Я откидываюсь на спинку стула, скрестив руки на груди. Снаружи идет снег. Вид из окна третьего этажа этого дерьмо-ящика, надо признать, довольно симпатичный. Деревья у подножия холма, на котором стоит здание, все покрыты белой пылью. На мгновение я переношусь в другое время и другое место, и вижу уменьшенную версию себя, нетерпеливо стоящую рядом со старухой с мутными глазами, когда она похлопывает по краю сита, посылая облака сахарной пудры каскадом вниз на свадебное печенье, которое мы только что испекли вместе.
— Байк. Она сказала, что он производит слишком много шума, — говорю я ей. — Она не хочет беспокоить соседей.
Ронда постукивает кончиком ручки по блокноту, лежащему перед ней на столе.
— А ты не можешь просто поехать на автобусе?
— Нет, я не могу просто сесть на этот чертов автобус! У меня есть средство передвижения. Я не должен ехать двадцать пять миль на автобусе, просто чтобы сделать гребаную Джеки счастливой. Это что, нацистская Германия?
Ронда выгибает бровь.
— Это не имеет никакого отношения к нацистам. Господи Иисусе. Ты иногда приводишь меня в отчаянье, правда. Это касается твоего брата.

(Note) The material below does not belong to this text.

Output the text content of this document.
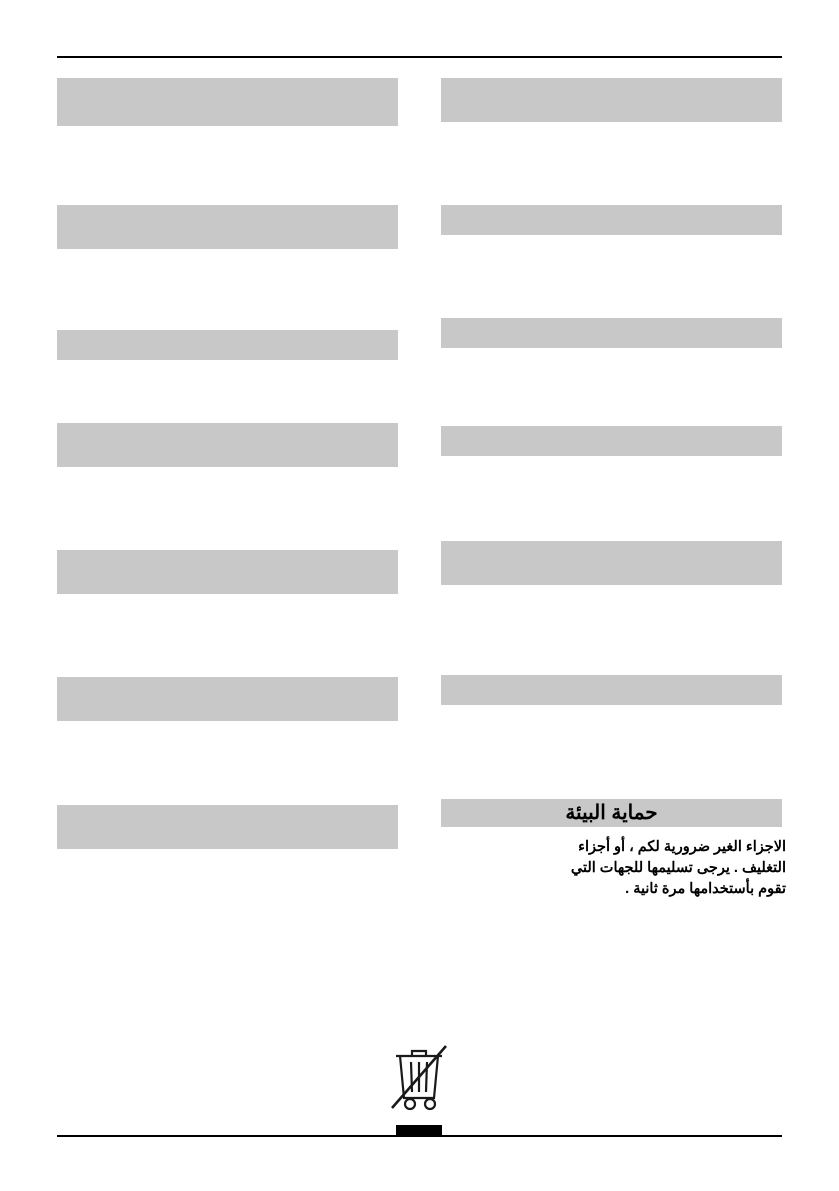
حماية البيئة
الاجزاء الغير ضرورية لكم ، أو أجزاء
التغليف . يرجى تسليمها للجهات التي
تقوم بأستخدامها مرة ثانية .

Ему уже десять лет, и хорошо, что ты есть в его жизни. Если тебе нужно пойти на несколько компромиссов, чтобы поступить правильно, то…
— Компромисс? Урегулирование спора путем взаимной уступки. — Я откидываюсь на спинку стула, наклоняясь так, что передние ножки парят над полом.
— И? К чему ты клонишь?
— То, что я не должен ездить на мотоцикле, это не компромисс. Нет никакой взаимной уступки. Джеки не идет мне навстречу. Она просто добивается своего. Это создает ужасный прецедент, Ронда. Заставляет ее думать, что я прогнусь перед любым случайным, глупым требованием, которое она выдвинет в следующий раз. И это... не произойдет.

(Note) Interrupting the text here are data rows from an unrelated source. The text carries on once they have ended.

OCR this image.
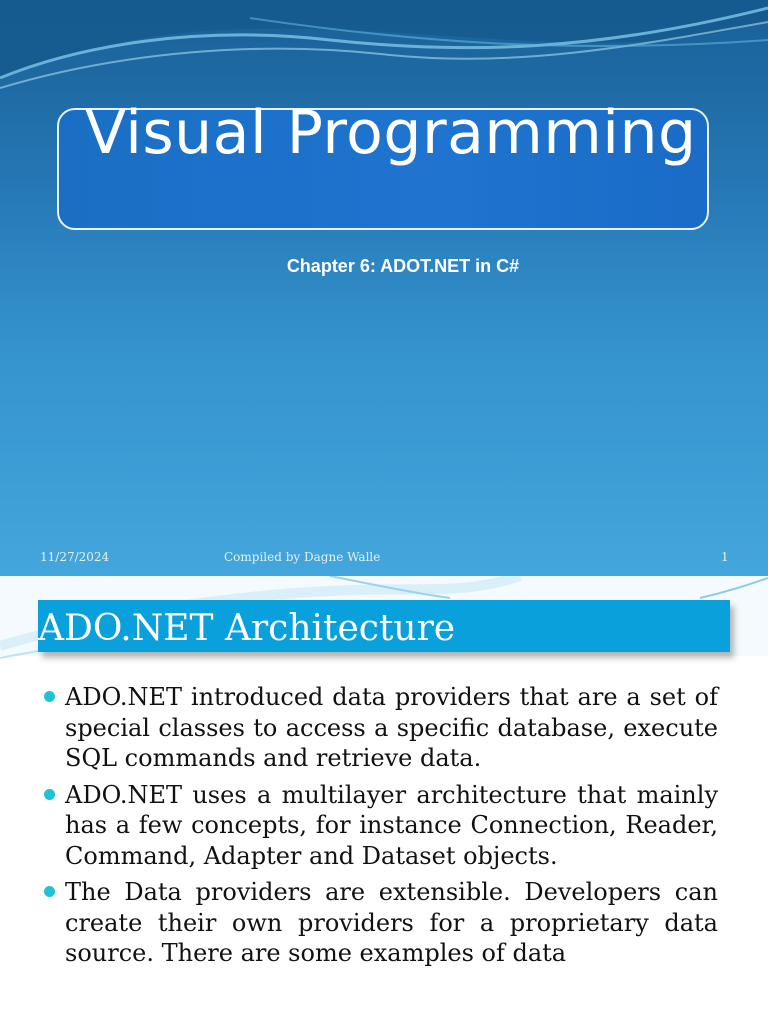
Visual Programming
Chapter 6: ADOT.NET in C#
11/27/2024	Compiled by Dagne Walle	1
ADO.NET Architecture
ADO.NET introduced data providers that are a set of special classes to access a specific database, execute SQL commands and retrieve data.
ADO.NET uses a multilayer architecture that mainly has a few concepts, for instance Connection, Reader, Command, Adapter and Dataset objects.
The Data providers are extensible. Developers can create their own providers for a proprietary data source. There are some examples of data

Ронда бросает ручку и разочарованно вздыхает. Она бросает на меня усталый взгляд, и я наконец-то вижу ее. Она очень устала. Это неблагодарная работа и в лучшие времена, я знаю это. Вот почему каждый социальный работник, которого я когда-либо встречал, пресыщен и полностью смирился с тем, что система сломана.
— Разве ты еще не научился выбирать свои сражения, Алекс?
Я пожимаю плечами, не желая отказываться от своей точки зрения.
— Если я уступлю в чем-то, то в конечном итоге проиграю. И я не хочу потерять из-за нее Бена. Он единственная семья, которая у меня есть в этом мире. Как только мне исполнится восемнадцать, то подам прошение об опеке над ним. Я возьму его к себе жить, и мне больше не придется беспокоиться о всякой хрени Джеки.
Ронду это заявление не удивляет. Это не та идея, которую я только что выхватил из воздуха. Я всегда планировала забрать Бена, как только стану достаточно взрослым. Я ждал этого семь лет, и теперь конец уже близок. Теперь мне осталось ждать всего семь месяцев, прежде чем я смогу стать законным опекуном Бена, и мы сможем свалить из Вашингтона.
— Малыш, прямо сейчас я бы сказала, что шансы любого судьи присудить тебе опеку над этим ребенком равны большому жирному нулю, — сообщает мне Ронда. — Взгляни на себя. Ты ездишь на мотоцикле. Твои руки больше похожи на чернила, чем на кожу…
— О, так вот оно как? Я ожидал от вас большего. Учитывая, что вы не только чернокожая, но и женщина, я бы подумал, что вы будете немного менее осуждающей, чем…
Ронда поднимает руку, прерывая меня.
— Даже не пытайся проворачивать это дерьмо со мной, парень. Я не должна сидеть здесь и тратить свое время на тебя. У меня есть собственный ребенок, и я закончила работу двадцать пять минут назад. Могу уйти отсюда в любое время, а ты можешь сидеть здесь со своим плохим отношением в тишине, если это то, что ты хочешь. Или ты можешь заткнуться к чертовой матери и выслушать меня.